Rev Thomas Harper





Project 1885-1

FOLKLORE

Spartanburg Dist. 4

May 25, 1937



Edited by:

Elmer Turnage



STORIES FROM EX-SLAVES





"I was born in Fairfield County, S.C. near Broad River. I was de son of

John and Harriet Harper. I worked in slavery time and was a slave of

John Stanley who was a good man and easy to work with. He give me a good

whipping once when I was a boy. We earned no money but had our place to

sleep and something to eat and wear. We didn't have any gardens, but

master had a big plantation and lots of slaves, and worked a garden

himself. I remember he whipped mother once the last year of the

war,--just about to get freedom.



"Master belonged to patrollers, and let dem come on the place and punish

the slaves if needed. They whipped my sister once. He had a house to

lock slaves in when dey was bad. He learned us to read and write. He had

a school on de plantation for his niggers. After the days work was over,

we frolicked, and Saturday afternoons we had off to do what we wanted.

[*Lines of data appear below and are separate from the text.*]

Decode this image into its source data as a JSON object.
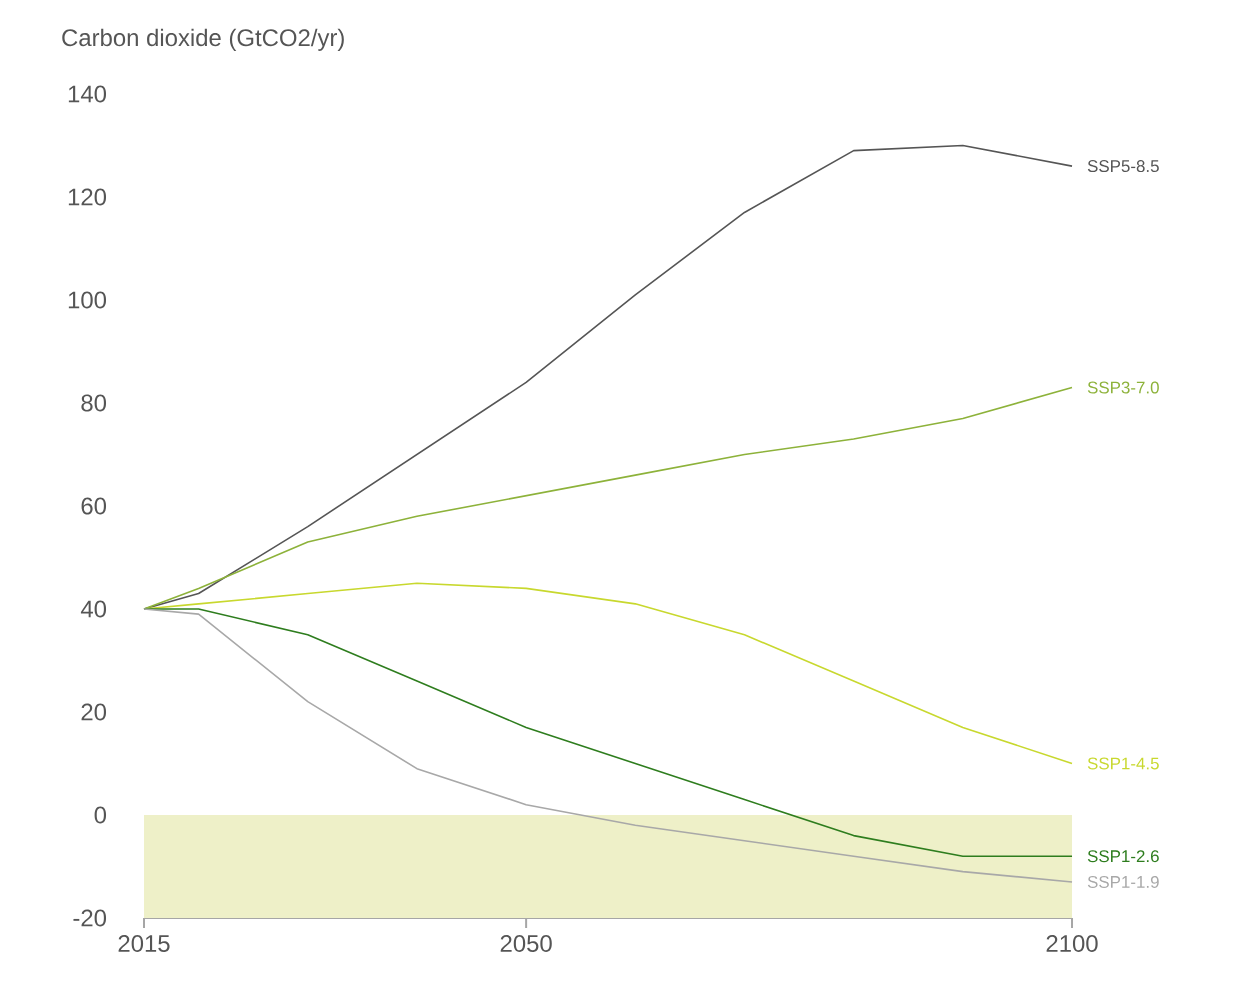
{
  "chart_data": {
    "type": "line",
    "ylabel": "Carbon dioxide (GtCO2/yr)",
    "x": [
      2015,
      2020,
      2030,
      2040,
      2050,
      2060,
      2070,
      2080,
      2090,
      2100
    ],
    "xlim": [
      2015,
      2100
    ],
    "xticks": [
      2015,
      2050,
      2100
    ],
    "ylim": [
      -20,
      140
    ],
    "yticks": [
      -20,
      0,
      20,
      40,
      60,
      80,
      100,
      120,
      140
    ],
    "bands": [
      {
        "axis": "y",
        "from": -20,
        "to": 0,
        "color": "#eef0c8"
      }
    ],
    "series": [
      {
        "name": "SSP5-8.5",
        "color": "#555555",
        "values": [
          40,
          43,
          56,
          70,
          84,
          101,
          117,
          129,
          130,
          126
        ]
      },
      {
        "name": "SSP3-7.0",
        "color": "#8db23a",
        "values": [
          40,
          44,
          53,
          58,
          62,
          66,
          70,
          73,
          77,
          83
        ]
      },
      {
        "name": "SSP1-4.5",
        "color": "#c8d82e",
        "values": [
          40,
          41,
          43,
          45,
          44,
          41,
          35,
          26,
          17,
          10
        ]
      },
      {
        "name": "SSP1-2.6",
        "color": "#2e7d1e",
        "values": [
          40,
          40,
          35,
          26,
          17,
          10,
          3,
          -4,
          -8,
          -8
        ]
      },
      {
        "name": "SSP1-1.9",
        "color": "#a8a8a8",
        "values": [
          40,
          39,
          22,
          9,
          2,
          -2,
          -5,
          -8,
          -11,
          -13
        ]
      }
    ],
    "grid": false,
    "marker": "none"
  }
}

We had to go to the white folks church and set in back of de church.

Corn shuckings, cotton picking and carding and quilting, the old folks

had when dey had big times and big eats.



"Weddings and funerals of slaves were about like white folks. Some would

go walking and singing to de grave in back of hearse or body. There was

a conjurer in our neighborhood who could make you do what he wanted,

sometimes he had folks killed. The Yankees marched through our place,

stole cattle, and meat. We went behind dem and picked up lots dat dey

dropped when dey left. When de war was over, de niggers was promised

small farms but dey didn't get 'em.



"I have been preaching many years in colored Methodist churches. I have

7 children, 22 grand-children but no great-grand-children.



"I think Abraham Lincoln was a great man, and Jefferson Davis, too.

Booker Washington was a grand educator for the colored race. Bishop S.D.

Chappell, colored preacher of the A.M.E. church South, one time

president of Allen University at Columbia, S.C. was a great colored man,

too. He went to Nashville, Tenn. as secretary-treasurer of the Sunday

School Union.



"I don't believe slavery was good--much better for all of us now.



"I joined the church when I was young, because I thought it right to be

a member. I think everybody ought to join some church, and they ought to

join early in life, when quite young."



=Source:= Rev. Thomas Harper (84), Newberry, S.C., interviewed by:

G.L. Summer, Newberry, S.C. May 21, 1937.